Ahora que el patio político está tan movido -y todo por una moción de censura en Murcia, qué maravilla- y casi cualquier cosa se antoja posible, resulta una obligación moral proponerle a Pedro Sánchez, presidente del Gobierno al que el destino le sonríe, que fiche como vicepresidente a Eden Hazard, futbolista del Real Madrid que costó más de cien millones de euros y que en sus dos temporadas de blanco acumula más lesiones que goles marcados.

Hazard sería un buen vicepresidente. Es obvio que lo haría mejor de lo que lo está haciendo vestido de blanco. Además, hiciera lo que hiciera, aunque sólo estuviera lesionado tanto como lo está en su accidentada etapa madridista, sus méritos serían valorados de forma más positiva que los de su antecesor, un Pablo Iglesias al que muchos culpaban ya hasta de la sequía en la sabana africana y ahora, en curiosa contradicción, también le vituperan por irse del Gobierno. Si, como parece, lo de Sánchez está imposible, quizás la vicepresidencia sea más fácil en la Comunidad de Madrid, ya que seguramente a Isabel Díaz Ayuso le valga cualquiera antes que Ignacio Aguado.

Bromas aparte, estoy seguro de que, al igual que los sanitarios tienen ganas de que acabe ya la pandemia y los políticos tienen ganas de elecciones, todos los aficionados al fútbol, y no sólo los madridistas, estamos deseosos de ver al mejor Hazard en España. No cabe duda sobre que el belga es un fantástico futbolista que brilló sobremanera en el Chelsea y en la selección de su país. Pero lleva dos temporadas oscuras que nadie logra entender.

Hazard es el fichaje más caro en la historia del Real Madrid. Más de cien millones de euros pagó el club que preside Florentino Pérez en el verano de 2019. Por encima de todo, el belga llegaba para hacer olvidar a Cristiano Ronaldo pero, por ahora, los madridistas apenas se han enterado de que viste de blanco.

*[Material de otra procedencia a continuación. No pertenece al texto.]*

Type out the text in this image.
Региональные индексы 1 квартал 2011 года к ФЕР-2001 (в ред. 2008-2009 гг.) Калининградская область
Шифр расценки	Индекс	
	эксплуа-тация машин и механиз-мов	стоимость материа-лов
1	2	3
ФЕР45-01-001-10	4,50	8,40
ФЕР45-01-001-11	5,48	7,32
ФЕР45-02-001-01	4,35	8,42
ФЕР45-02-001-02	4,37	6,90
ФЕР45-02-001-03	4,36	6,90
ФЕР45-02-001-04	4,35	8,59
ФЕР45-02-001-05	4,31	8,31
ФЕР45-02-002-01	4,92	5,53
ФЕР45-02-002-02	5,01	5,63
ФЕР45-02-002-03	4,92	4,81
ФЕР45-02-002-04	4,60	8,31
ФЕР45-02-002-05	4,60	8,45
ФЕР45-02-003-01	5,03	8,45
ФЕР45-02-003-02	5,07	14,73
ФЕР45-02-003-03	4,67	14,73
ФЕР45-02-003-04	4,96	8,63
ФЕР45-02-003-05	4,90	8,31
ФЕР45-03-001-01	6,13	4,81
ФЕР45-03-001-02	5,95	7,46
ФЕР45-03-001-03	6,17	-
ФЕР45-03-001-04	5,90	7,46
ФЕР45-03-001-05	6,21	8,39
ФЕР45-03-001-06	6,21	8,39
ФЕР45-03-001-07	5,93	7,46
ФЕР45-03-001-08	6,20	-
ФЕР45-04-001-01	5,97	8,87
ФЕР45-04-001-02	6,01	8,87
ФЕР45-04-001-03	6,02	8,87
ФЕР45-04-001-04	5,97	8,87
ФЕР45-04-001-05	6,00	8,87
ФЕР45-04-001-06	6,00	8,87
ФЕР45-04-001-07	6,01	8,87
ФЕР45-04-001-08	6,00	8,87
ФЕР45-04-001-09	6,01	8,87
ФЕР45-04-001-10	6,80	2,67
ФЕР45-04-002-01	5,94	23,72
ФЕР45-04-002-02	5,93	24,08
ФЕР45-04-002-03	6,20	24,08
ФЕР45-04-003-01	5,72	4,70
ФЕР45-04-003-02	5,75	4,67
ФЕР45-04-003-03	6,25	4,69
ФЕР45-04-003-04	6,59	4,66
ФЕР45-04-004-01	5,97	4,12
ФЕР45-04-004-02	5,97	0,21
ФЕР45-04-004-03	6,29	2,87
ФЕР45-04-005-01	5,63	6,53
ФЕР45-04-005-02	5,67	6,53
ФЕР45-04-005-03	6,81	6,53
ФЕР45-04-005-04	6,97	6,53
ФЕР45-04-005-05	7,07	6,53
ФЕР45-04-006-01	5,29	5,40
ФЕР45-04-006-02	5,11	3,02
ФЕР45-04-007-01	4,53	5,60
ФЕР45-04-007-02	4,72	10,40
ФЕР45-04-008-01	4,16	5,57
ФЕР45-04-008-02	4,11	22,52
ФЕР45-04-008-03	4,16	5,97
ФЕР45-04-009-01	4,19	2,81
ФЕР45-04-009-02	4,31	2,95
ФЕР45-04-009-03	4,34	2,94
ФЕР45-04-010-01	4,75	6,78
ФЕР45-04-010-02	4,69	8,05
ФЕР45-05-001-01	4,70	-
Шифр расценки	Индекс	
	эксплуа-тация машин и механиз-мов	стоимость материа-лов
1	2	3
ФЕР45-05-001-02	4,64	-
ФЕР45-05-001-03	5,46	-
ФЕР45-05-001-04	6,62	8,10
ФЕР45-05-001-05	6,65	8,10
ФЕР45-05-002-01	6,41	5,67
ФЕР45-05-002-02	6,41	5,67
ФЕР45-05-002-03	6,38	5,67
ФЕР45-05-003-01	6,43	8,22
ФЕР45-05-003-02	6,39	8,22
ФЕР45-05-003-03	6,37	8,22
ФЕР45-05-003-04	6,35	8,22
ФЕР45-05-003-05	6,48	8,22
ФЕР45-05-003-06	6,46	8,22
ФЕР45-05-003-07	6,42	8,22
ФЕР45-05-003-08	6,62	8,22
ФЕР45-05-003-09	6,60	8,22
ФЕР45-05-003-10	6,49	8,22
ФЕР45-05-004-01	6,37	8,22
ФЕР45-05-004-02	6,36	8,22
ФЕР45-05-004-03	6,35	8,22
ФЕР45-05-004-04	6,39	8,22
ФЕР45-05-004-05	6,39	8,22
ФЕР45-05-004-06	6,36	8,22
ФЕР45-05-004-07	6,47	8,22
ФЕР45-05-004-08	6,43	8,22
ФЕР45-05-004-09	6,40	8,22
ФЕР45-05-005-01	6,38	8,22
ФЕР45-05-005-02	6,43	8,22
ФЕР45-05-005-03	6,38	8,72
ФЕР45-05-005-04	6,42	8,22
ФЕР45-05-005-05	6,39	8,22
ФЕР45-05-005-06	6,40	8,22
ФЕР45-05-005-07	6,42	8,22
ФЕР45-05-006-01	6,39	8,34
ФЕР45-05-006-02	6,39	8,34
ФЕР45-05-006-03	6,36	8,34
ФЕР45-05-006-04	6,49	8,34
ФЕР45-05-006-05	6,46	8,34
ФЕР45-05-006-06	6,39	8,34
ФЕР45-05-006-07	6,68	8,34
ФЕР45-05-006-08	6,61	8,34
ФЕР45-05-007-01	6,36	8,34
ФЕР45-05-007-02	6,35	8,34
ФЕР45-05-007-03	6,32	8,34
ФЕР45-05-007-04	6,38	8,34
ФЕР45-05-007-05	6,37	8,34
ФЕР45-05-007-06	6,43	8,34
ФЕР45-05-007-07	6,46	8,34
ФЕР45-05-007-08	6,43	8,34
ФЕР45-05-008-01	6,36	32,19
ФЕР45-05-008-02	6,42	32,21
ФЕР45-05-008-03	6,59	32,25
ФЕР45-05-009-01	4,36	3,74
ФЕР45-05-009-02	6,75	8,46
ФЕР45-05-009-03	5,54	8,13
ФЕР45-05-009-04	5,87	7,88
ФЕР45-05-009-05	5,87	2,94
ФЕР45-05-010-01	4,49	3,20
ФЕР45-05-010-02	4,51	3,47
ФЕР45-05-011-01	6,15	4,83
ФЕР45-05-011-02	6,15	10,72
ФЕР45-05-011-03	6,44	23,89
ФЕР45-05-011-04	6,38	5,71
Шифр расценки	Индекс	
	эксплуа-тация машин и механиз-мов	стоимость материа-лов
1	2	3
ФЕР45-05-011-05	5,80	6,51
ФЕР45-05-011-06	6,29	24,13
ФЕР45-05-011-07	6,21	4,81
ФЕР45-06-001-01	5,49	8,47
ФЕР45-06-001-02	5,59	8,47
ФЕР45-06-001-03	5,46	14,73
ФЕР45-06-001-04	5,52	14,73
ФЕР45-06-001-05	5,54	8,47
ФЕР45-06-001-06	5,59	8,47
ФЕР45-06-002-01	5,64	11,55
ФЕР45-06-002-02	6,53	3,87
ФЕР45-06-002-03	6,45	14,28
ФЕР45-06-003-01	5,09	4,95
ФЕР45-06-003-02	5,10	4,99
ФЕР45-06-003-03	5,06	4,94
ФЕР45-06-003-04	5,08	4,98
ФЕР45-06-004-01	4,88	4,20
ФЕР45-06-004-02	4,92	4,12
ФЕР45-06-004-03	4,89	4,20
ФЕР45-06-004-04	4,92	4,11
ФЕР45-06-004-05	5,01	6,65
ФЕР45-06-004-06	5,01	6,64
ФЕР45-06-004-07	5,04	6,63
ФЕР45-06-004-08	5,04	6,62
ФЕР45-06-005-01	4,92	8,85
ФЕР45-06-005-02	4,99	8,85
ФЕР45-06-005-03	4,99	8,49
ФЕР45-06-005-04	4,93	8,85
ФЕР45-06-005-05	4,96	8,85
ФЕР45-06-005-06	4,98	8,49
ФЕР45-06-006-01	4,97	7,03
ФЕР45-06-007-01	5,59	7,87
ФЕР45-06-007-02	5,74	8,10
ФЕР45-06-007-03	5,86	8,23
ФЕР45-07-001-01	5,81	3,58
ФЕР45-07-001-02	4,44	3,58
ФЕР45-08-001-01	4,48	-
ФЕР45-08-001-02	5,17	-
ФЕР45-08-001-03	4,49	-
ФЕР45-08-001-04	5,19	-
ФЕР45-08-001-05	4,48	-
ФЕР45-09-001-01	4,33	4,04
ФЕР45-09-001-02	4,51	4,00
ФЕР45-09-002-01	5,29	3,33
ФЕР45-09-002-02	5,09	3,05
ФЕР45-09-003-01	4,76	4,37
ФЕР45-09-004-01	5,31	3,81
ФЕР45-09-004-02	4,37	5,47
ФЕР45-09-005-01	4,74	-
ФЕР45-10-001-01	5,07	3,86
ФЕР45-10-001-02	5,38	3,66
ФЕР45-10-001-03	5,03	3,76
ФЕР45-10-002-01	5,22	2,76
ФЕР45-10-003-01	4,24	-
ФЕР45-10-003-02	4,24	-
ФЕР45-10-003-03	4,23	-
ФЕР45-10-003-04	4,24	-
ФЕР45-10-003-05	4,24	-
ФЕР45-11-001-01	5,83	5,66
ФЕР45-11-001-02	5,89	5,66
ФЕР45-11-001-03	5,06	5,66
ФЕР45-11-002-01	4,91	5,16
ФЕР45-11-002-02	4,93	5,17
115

Diez lesiones acumula ya. Casi un año entero en el dique seco. Concretamente ha estado en la enfermería 320 días en los que se ha perdido 55 partidos. Ha disputado el 27% de los minutos posibles desde que está en el conjunto madridista.

Números que contrastan con su etapa de siete años en el Chelsea, donde apenas se perdió 20 partidos en total. Afirmaba el propio Zidane este lunes que "algo está pasando con él ya que nunca se ha lesionado y esto es nuevo". En efecto, "algo" está ocurriendo para que un deportista con semejante fiabilidad previa haya entrado en barrena física de esta manera. Lo único seguro es que la preparación de este jugador no es la adecuada. Porque se antoja inconcebible que un futbolista de un club con los mejores servicios médicos vuelva a tener una lesión muscular tras jugar apenas 15 minutos a medio gas.

Incluso los políticos adictos a las mociones de censura, el transfuguismo y las triquiñuelas entienden que carece de sentido gastarse 100 millones en un jugador de 28 años

El futbolista que según las terminales mediáticas madridistas -sin duda demasiadas, pero ese es otro tema- venía al Madrid para alcanzar su verdadero techo, pelear por el Balón de Oro y devolver a su club al camino de luchar por la Champions vive inmerso en una suerte de agujero inexplicable. Se lesiona por mera costumbre. Cuando juega, vaga por el campo. Parece una sombra de lo que fue. Cuatro goles en 36 partidos.

¿Por qué está pasando esto con Hazard? Quizás sólo pueda achacarse a una mezcla entre mala suerte y la citada errónea preparación física -porque la suerte, por sí sola, no puede hacer esto-. Quizás todo proviene de un error de nefasta planificación deportiva, dado que incluso los políticos adictos a las mociones de censura, el transfuguismo y las triquiñuelas pueden entender que carece de sentido gastarse 100 millones en un jugador de 28 años. Quizás todo, mucho más sencillo, se resume en que esos seres presuntamente superiores también se equivocan. O, mejor dicho, cuando yerran también es a lo grande. Galácticamente.